Let's suppose that this statement about urban-rural differences in educational levels summarizes census data by calculating the average number of years of formal schooling for people in cities and people in rural areas. Is this brute fact about two large populations a valid description of the two populations? Is it an important or illuminating sociological fact?
There are several types of questions we need to ask about this fact. First, there are questions to address about the statistical features of the data themselves. How are these two populations distributed around the mean? How wide is the variance around the mean? Do we get a different result if we measure the median number of years of schooling as opposed to the mean? Which of these measures is a more meaningful description of the population as a whole -- median or mean?
Consider a hypothetical set of results. If the rural population is quite homogeneous around a mean of 10 years of schooling, while the urban population is widely distributed in a range from 5 years to 20 years, the fact that the urban mean is 11 years is somewhat misleading; the majority of urban people in this hypothetical case have less than 9 years (so urban is less well educated), while at the same time 20 percent of urban people have at least 14 years (so urban population is better educated). The point is this: the brute fact of a difference in the means is not particularly insightful in estimating the educational resources of the two populations.

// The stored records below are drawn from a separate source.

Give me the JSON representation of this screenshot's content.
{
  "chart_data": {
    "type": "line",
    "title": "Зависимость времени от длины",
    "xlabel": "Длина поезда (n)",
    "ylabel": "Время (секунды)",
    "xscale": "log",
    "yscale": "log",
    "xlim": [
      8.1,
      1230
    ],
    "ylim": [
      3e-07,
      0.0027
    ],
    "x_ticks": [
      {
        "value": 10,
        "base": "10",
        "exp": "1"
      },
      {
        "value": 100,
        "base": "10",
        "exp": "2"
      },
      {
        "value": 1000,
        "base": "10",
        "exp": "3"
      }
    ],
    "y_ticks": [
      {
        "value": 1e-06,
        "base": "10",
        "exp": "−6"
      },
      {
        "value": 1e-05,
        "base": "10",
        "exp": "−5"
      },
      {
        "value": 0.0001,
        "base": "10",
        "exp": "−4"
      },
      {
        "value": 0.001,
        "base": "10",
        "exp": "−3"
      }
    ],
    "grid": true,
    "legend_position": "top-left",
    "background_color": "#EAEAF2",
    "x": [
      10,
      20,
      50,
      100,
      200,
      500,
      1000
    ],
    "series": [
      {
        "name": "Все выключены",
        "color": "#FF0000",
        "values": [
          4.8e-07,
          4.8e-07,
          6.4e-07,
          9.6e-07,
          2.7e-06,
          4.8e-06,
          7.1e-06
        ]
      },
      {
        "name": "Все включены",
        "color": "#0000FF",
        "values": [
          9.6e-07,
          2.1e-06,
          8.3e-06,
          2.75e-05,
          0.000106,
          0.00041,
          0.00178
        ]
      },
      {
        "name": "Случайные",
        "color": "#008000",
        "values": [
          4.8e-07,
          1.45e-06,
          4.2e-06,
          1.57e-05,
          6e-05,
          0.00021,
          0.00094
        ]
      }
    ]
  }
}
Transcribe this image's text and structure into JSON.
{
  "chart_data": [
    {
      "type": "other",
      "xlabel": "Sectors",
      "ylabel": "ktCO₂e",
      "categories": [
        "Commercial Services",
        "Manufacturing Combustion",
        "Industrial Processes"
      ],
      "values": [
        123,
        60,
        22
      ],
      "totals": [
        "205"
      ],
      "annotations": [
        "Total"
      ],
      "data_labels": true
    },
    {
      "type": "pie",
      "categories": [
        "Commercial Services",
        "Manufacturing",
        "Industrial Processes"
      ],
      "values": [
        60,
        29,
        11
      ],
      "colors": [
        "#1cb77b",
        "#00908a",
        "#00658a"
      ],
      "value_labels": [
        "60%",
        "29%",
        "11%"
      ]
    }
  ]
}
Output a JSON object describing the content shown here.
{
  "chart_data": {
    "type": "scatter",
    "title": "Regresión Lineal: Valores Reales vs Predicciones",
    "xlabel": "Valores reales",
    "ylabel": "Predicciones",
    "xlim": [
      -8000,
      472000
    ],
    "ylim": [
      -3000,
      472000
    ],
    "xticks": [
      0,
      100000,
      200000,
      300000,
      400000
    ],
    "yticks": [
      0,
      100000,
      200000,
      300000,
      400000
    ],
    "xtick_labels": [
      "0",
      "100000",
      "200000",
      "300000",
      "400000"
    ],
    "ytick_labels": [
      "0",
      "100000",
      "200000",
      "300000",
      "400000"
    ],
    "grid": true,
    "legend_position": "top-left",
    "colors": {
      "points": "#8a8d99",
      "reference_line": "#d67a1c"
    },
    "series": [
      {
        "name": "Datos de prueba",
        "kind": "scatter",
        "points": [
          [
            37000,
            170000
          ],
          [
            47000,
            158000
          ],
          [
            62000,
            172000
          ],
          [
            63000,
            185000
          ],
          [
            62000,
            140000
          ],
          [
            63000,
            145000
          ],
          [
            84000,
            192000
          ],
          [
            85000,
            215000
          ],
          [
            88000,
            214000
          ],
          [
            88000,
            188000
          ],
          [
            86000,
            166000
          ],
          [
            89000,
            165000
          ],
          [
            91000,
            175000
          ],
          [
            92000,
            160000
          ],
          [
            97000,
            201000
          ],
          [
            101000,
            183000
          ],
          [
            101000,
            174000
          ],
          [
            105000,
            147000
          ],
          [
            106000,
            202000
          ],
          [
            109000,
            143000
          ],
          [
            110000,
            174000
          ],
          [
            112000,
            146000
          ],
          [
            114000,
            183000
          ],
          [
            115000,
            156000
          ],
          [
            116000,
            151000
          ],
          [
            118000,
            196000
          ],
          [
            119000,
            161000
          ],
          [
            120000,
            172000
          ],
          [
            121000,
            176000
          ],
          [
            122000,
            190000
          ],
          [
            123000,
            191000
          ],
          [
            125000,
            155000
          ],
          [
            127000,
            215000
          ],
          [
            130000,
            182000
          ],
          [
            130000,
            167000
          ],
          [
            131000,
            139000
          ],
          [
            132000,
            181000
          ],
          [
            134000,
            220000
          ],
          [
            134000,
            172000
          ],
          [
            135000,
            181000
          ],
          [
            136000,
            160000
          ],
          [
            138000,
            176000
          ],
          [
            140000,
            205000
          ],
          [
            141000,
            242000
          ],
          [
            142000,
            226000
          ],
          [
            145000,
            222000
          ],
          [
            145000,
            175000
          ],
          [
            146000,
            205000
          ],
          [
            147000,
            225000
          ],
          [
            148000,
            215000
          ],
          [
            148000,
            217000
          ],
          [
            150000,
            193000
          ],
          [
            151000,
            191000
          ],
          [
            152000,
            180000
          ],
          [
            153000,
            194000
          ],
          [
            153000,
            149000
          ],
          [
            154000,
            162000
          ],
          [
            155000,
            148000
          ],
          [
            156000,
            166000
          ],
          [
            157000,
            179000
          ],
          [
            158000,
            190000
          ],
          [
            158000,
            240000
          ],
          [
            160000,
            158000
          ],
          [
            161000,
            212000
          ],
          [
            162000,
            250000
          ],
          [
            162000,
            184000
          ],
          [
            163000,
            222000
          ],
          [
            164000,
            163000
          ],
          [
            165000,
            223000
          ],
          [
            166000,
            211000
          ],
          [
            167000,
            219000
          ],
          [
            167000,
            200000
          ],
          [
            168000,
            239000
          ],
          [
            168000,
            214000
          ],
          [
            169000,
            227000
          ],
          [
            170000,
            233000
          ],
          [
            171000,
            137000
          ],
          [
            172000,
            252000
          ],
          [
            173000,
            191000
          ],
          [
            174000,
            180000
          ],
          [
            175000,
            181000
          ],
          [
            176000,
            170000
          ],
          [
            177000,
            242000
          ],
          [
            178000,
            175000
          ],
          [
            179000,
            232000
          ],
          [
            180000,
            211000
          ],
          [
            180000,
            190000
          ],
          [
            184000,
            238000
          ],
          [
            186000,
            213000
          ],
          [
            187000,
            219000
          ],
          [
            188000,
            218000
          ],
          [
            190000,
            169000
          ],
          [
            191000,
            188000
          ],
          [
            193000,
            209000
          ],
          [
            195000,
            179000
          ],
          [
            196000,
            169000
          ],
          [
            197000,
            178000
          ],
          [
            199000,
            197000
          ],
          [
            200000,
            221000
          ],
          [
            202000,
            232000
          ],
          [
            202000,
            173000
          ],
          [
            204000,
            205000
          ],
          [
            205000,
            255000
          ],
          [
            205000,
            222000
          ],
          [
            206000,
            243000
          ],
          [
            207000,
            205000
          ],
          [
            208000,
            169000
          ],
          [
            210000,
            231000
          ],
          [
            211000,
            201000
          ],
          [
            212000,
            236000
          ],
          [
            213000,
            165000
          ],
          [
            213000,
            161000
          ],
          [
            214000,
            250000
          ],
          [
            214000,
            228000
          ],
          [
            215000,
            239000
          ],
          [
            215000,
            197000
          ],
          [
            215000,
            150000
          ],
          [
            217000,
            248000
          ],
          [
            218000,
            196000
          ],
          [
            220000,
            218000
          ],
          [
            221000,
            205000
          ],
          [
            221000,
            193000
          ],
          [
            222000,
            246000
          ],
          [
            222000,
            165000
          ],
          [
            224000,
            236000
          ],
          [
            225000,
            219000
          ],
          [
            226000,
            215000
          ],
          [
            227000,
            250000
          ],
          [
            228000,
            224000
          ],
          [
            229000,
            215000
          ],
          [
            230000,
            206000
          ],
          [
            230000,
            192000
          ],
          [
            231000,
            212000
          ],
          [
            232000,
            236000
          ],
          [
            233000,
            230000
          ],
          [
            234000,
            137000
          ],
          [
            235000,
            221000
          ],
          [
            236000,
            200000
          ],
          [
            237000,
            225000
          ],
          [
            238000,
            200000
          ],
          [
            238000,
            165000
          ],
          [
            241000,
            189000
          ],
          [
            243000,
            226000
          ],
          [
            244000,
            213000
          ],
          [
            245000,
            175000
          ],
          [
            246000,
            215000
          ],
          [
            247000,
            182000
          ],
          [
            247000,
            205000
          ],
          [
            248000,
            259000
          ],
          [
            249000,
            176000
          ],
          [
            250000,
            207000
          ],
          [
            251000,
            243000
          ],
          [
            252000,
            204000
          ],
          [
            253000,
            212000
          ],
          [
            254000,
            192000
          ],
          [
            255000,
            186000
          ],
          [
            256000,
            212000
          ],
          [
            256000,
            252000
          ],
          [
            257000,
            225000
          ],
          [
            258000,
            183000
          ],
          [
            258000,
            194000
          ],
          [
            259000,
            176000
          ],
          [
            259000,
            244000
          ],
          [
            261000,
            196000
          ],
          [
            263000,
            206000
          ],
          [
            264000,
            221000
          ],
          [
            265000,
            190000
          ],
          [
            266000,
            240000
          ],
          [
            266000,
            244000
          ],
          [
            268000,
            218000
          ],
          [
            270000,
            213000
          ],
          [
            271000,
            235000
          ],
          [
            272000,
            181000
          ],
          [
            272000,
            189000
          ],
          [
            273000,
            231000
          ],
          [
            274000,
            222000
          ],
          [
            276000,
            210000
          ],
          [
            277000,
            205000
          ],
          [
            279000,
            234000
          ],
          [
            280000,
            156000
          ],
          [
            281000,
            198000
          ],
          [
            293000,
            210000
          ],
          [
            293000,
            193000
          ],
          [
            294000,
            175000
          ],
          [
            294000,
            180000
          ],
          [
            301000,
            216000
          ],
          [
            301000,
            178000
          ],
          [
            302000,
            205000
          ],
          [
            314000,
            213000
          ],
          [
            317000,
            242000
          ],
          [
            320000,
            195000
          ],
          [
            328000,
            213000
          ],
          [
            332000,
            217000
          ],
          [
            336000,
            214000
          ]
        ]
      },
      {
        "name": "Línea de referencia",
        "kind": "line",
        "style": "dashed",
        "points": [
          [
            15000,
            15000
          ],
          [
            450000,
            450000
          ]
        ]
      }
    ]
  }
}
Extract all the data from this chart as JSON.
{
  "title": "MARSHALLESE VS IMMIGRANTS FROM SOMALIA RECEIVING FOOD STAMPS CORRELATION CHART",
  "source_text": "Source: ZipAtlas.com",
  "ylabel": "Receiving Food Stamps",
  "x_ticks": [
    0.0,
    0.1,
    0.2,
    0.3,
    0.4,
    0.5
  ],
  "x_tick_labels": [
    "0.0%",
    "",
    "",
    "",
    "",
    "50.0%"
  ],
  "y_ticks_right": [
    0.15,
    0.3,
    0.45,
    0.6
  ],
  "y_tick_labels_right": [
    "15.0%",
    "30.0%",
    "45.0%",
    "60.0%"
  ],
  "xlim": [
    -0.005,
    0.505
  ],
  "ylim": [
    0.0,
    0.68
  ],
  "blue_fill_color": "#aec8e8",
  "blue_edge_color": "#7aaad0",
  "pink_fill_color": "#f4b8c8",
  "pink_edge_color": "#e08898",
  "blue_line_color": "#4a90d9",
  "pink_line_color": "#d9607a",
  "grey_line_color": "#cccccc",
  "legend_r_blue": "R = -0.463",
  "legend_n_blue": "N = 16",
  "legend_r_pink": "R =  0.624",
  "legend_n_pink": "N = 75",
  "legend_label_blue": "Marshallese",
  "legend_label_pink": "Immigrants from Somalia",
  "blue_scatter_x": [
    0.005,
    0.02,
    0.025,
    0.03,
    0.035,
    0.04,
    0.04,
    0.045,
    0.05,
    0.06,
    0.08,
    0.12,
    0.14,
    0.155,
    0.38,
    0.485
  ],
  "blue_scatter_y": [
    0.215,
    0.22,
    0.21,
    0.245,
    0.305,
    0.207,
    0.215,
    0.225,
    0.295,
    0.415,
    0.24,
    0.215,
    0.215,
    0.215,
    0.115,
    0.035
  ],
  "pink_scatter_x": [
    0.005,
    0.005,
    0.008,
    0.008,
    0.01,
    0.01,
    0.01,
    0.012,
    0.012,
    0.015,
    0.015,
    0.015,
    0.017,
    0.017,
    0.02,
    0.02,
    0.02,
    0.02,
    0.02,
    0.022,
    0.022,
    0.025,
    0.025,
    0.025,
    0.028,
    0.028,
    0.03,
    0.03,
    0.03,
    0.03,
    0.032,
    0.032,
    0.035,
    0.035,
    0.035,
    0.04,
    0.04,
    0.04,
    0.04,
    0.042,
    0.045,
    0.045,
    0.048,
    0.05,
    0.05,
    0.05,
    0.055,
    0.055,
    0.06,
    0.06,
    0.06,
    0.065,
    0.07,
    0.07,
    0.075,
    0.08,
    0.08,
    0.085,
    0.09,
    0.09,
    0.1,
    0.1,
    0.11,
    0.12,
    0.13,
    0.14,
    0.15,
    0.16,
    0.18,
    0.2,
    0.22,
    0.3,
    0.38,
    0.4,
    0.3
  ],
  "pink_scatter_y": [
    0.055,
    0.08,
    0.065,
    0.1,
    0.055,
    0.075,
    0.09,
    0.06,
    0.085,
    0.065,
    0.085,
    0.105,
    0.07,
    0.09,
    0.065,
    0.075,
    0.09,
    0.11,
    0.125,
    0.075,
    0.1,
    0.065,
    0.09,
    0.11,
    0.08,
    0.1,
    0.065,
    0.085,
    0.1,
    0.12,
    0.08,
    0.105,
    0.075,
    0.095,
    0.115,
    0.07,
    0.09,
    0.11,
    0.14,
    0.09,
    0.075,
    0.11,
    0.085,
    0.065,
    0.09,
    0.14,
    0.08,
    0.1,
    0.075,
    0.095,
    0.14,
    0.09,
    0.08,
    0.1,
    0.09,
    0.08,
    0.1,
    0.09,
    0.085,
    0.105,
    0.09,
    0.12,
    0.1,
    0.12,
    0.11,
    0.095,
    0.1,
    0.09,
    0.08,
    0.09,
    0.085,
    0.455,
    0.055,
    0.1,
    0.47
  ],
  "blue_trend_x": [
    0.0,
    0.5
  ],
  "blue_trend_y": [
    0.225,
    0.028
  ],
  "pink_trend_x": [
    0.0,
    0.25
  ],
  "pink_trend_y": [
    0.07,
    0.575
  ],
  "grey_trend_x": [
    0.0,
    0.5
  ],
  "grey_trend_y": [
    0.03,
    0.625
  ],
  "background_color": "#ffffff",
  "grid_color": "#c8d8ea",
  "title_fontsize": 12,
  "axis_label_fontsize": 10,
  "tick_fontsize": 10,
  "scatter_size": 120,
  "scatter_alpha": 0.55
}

Second, there are important sociological questions about the internal differentiation of the population into groups with very different educational patterns. Do women and men show different profiles in the two large populations? How about members of ethnic or racial groups? How about groups identified by income, wealth, or home ownership? What about groups defined by whether a parent had attended college? Arriving at this set of questions requires sociological imagination. The investigator needs to consider what internal differentiations within the large population might affect the sub-group's educational characteristics.
Finally there is the question of finding possible causal explanations of the differences that are discovered across major populations (urban and rural) and within sub-populations (ethnic, gender, or class-defined groups), and tracing out some of the ways in which these patterns in turn cause other social outcomes (future inequalities of income, for example). Those causal mechanisms might be various: differences in the opportunities that are presented to members of different social groups (including the possibility of discrimination), differences in values and cultures, within families, differences in gender treatment, differences in religious traditions and practices, and differences in access to resources, to name a few.
Now suppose we have done quite a bit of empirical, theoretical, and causal analysis along these lines. Suppose we have found that the internal structures of eduational attainment statistics are quite different between urban and rural populations; that the taxonomy of sub-groups is different; and that the causes and social mechanisms of the differences in attainment across the rural-urban divide are substantially different as well. What salience does the original brute fact continue to have (that the means are different in the two populations)?
We might say that the brute fact is in fact a valid empirical observation; that it needs to be substantially further analyzed; and that the genuinely valuable and insightful sociological findings only emerge once we have further disaggregated the statistics across salient groups and have provided some hypotheses about the mechanisms that influence the educational attainment profiles of the various sub-groups. At that point we have some idea of the underlying sociology that produces the brute fact. But the brute fact itself is largely unilluminating.